Barnes & Noble announced the Nook yesterday, as a clear competitor to (and, in many ways, a blatant ripoff of) the Kindle. Notably, the reading area is still e-ink, but they replaced the keyboard area with a traditional backlit, touch-screen LCD. The idea is that the LCD can do the quick animation and touch controls that e-ink can’t do well, and the e-ink can do the readable text that LCDs can’t do well.
Geeks are thrilled about its hardware. But I have some doubts about some of the practicalities of its design.
The brightness of the LCD will be distracting when reading the e-ink screen. There’s been no mention of an ambient light sensor for dynamic brightness, so I assume it doesn’t have one, which means it’ll blind you at night or be too dim in the sun without constant adjustments.
Presumably, the LCD is frequently turned off during reading to reduce distraction and conserve battery power, but it will be jarring every time it turns on.
Having two adjacent screens will create navigational confusion. A lot of people will try to touch the e-ink display out of confusion, a bad guess, or ingrained habit and be slightly frustrated every time. Displaying some interactive elements on the e-ink screen, including dialogs and input boxes, adds to the confusion. It’s a touch-screen device, but only in one area. You touch the things that you interact with, except those.

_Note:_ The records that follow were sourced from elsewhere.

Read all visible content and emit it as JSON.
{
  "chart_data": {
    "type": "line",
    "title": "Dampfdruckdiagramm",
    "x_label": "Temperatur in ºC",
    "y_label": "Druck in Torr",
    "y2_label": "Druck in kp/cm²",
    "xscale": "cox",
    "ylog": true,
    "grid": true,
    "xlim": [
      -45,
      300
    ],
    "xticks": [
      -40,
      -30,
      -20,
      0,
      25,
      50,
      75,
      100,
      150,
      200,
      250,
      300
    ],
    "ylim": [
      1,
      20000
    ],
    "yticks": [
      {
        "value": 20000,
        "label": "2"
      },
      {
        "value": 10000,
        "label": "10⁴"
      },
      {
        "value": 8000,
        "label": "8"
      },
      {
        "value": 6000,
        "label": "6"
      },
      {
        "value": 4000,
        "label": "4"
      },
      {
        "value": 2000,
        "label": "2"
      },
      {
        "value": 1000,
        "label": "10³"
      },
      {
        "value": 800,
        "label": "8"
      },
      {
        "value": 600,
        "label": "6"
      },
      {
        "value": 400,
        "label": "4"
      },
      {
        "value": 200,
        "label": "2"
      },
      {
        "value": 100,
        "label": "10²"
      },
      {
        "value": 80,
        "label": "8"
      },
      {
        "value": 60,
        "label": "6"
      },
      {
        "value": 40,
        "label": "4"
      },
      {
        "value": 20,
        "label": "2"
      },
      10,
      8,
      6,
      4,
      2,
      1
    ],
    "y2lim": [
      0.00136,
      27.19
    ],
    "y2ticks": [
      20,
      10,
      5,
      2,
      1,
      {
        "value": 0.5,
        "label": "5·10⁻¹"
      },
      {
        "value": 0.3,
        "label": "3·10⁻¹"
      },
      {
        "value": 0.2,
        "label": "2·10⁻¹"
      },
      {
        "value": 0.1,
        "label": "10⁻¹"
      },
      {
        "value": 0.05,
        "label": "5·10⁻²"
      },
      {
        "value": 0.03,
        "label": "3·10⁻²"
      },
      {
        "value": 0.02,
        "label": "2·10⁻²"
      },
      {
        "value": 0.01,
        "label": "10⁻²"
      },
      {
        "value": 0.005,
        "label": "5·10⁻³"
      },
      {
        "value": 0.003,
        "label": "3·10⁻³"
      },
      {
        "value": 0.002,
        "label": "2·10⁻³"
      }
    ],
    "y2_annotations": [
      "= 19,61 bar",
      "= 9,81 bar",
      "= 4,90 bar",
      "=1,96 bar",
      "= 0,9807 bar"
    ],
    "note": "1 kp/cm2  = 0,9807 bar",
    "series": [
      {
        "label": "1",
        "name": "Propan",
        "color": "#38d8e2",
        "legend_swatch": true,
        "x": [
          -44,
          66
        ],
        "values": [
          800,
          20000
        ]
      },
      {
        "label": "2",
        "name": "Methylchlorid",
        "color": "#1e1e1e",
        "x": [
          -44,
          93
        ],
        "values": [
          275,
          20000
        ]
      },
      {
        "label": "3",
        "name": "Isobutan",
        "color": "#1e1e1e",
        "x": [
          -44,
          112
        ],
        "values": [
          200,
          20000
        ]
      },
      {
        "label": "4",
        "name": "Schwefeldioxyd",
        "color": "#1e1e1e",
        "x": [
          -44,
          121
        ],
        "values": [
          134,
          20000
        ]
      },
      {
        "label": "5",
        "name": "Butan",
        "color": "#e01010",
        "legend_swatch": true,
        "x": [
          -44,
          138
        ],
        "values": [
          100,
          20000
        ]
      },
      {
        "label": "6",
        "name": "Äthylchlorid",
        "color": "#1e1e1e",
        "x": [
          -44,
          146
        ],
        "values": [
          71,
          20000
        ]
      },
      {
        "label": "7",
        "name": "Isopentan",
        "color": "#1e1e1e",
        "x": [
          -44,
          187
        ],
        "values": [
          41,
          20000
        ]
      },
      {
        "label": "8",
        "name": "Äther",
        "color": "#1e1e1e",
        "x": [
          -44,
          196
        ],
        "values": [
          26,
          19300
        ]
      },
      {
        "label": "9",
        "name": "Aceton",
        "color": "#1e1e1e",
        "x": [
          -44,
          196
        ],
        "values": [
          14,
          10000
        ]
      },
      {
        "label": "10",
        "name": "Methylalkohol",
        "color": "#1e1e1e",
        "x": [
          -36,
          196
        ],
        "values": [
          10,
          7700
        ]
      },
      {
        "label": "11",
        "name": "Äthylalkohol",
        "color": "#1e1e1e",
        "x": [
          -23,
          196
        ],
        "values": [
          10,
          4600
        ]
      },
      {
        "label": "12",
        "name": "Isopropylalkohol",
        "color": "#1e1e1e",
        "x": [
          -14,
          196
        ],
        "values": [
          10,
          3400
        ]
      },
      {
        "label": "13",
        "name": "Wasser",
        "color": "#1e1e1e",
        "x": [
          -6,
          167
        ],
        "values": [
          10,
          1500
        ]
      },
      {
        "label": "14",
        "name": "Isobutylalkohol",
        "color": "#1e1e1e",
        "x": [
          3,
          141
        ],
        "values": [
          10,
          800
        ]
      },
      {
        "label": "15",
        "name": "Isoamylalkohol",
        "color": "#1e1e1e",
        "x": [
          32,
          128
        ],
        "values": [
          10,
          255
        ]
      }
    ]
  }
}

The book-lending feature is The Social. How many Nook owners are likely to know any others? It’s a nice feature, but it’s not one that they should spend much time marketing.
And while I’m all for fair marketplace competition, it’s misleading to include Project Gutenberg in advertised catalog numbers. The same sentiment applies to Google, Sony, and others who do this in any implied comparison to the Kindle’s catalog. Technically, yes, those are ebooks, but everyone has access to them and hardly anyone wants to read them. I recognize that this is a nitpick, but in a market this young, it’s important that consumers aren’t misled. (They’re already going to be upset when they realize that Amazon’s and B&N’s respective devices can’t read the other’s books.)
I’m hoping for more competition in the ebook-reader market, so the Nook’s introduction is great news. But I’m skeptical enough about it that I strongly recommend that you wait until the reviews come out, and you use one in person at their stores (a huge advantage over the Kindle), before making any buying decisions.